Agiles Week 2

This week we started with a question from Eva

Artwork or Digital Health App?
  • Matt’s response

Back into creative development today, and Eva posed a really important question that caused us to re-focus our activities:

At the end of the day, are we creating an artwork or a digital health app

This simple question cuts to the core of our activities, and prompted a lot of thinking and discussion.

f we were ‘just’ creating a digital health app, I feel we would need to be much more constrained in scope, and understand from a clinical perspective the physical characteristics and therapeutic needs of a much narrower audience. We would adopt perhaps a more rigorous approach to the affordances that will promote movement, and enlist much greater input from a physiological perspective. We of course be driven by scientific evidence and subjected to clinical trials and evaluation. However, this approach often comes at the expense of engaging the visual artists, sound designers, and other creatives that we have in our development process.

If we were ‘just’ creating art, we would be free from some of these constraints and considerations. We would be able to focus more on being driven by our own artistic practice and set to work on the creation of a piece for a specific artistic outcome. An experience, a provocation, or a social consideration. We might possibly attend less to the needs of the audience and more to what we, as artists, are attempting to convey. However, in doing so we might fail to consider the benefits in promoting movement and mobility, or at worse produce something that fails to consider aspects of accessibility.

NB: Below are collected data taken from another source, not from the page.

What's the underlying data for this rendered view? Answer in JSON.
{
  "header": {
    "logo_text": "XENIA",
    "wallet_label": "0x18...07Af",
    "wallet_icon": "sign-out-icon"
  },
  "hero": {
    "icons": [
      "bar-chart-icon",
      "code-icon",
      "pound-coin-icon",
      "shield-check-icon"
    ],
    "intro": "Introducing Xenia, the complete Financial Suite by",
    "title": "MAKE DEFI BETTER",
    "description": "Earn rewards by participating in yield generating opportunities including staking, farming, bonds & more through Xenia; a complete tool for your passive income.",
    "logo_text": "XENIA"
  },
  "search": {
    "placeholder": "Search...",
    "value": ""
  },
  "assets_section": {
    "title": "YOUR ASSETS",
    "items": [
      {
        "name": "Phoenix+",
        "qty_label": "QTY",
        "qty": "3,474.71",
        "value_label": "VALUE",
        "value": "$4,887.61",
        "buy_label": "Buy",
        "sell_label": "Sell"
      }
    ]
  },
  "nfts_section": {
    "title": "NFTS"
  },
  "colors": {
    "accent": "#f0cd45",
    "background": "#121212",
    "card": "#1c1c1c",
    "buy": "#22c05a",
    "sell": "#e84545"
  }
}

So the answer is that we are doing neither – but also both…
Our aims revolve around the creation of an engaging, challenging, and beautiful Augmented Reality experience (an artwork) that has at its core the promotion of movement in a manner that can be utilised effectively in a variety of ?clinical or non-clinical contexts (digital health) where increasing physical movement is a goal. From rehabilitation in the context of an acquired brain injury through to promoting mobility in older people. For me, this is the really interesting intersection of multidisciplinary work, and an exciting element of the arts/science nexus.

 

  • digital representations

We began the week previewing the digital representations created by Alex in response to KAB101’s painting and art work.

Matt passed us some sound files and Eva and I worked up a few movement scores to work with in our  motion capture later in the week.
Later in the week we returned to Flinders to capture the moves.  Eva, Alex and I suited up moved through the scores accompanied by live music from Matt.
Motion Capture Alex, Sarah and Eva
We had a session with A/Proff Belinda Lange to discuss the difference between inclusive movement and targeted movement.
Jason and Cam retargeted moco data to Alex’s avatars
We ended the week taking a second capture of KAB101’s painting, with special attention on the brush.